Attul Sharma*, Rachel Quint*, Fares Salem*, Zohal Rahimi*, Premsai Bondalapati*, Akashpreet Riar*
* American University of the Caribbean School of Medicine
Sodium and potassium channels are the most critical players in the maintenance of homeostasis and function in the human body. Specifically, sodium imbalance can affect normal cardiac function; however, laboratory results may not always reflect electrolyte disturbances associated with other unrecognized comorbidities, such as Brugada’s syndrome (BrS). BrS is a rare inherited autosomal dominant cardiac arrhythmia that can be mistaken for various anomalies, such as ventricular fibrillation. About one-third of BrS cases can be diagnosed through genetic analysis of several genes responsible for sodium, potassium, and calcium channel integrity, primarily SCN5A. First line therapy for patients with BrS is an Implantable Cardioverter Defibrillator (ICD). Alternatively, patients can be prescribed quinidine, a class 1A antiarrhythmic drug, which carries with it the risk of ventricular fibrillation. Extra precaution and recurrent monitoring should be undertaken as complications may arise with pharmacologic treatment. The purpose of this case report is to highlight the presentation and clinical importance of Brugada syndrome, a diagnosis that may be overlooked as a cause of sudden cardiac death.
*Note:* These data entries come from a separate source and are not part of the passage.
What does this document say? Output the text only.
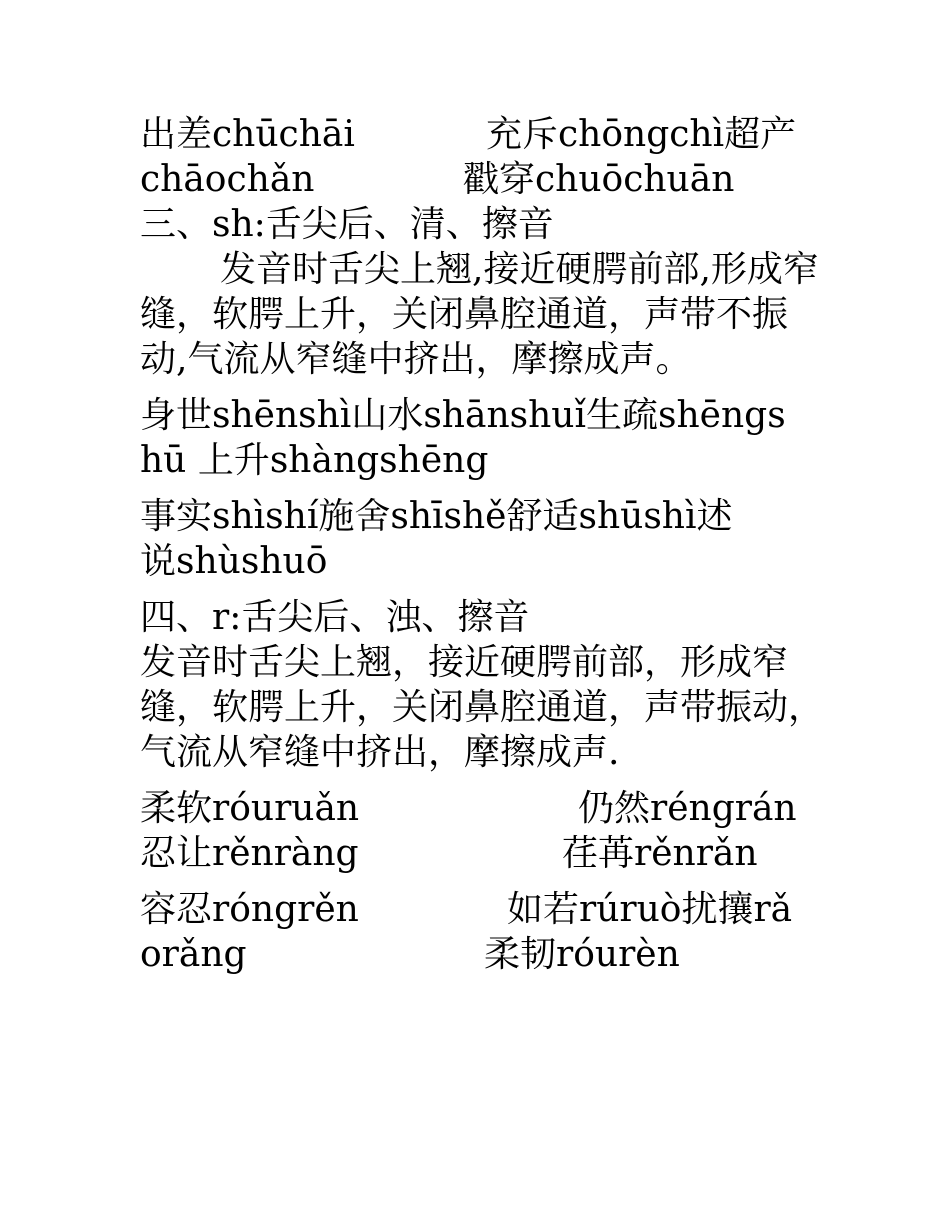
出差chūchāi	充斥chōngchì超产
chāochǎn	戳穿chuōchuān
三、sh:舌尖后、清、擦音
发音时舌尖上翘,接近硬腭前部,形成窄缝，软腭上升，关闭鼻腔通道，声带不振动,气流从窄缝中挤出，摩擦成声。
身世shēnshì山水shānshuǐ生疏shēngs
hū 上升shàngshēng
事实shìshí施舍shīshě舒适shūshì述
说shùshuō
四、r:舌尖后、浊、擦音
发音时舌尖上翘，接近硬腭前部，形成窄缝，软腭上升，关闭鼻腔通道，声带振动，气流从窄缝中挤出，摩擦成声.
柔软róuruǎn	仍然réngrán
忍让rěnràng	荏苒rěnrǎn
容忍róngrěn	如若rúruò扰攘rǎ
orǎng	柔韧róurèn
We present a case of a 24-year-old healthy male presenting to the ER with a syncopal episode. The patient had no prior medical and his past medical history was negative for medications, infections, and abnormalities. He has a family history of heart disease with a grandfather who has had a defibrillator placed for heart failure. Upon ER arrival, the patient underwent a physical examination, laboratory testing, and a 12- lead ECG. The patient was subsequently diagnosed with ventricular fibrillation, which was then later identified as Brugada Syndrome.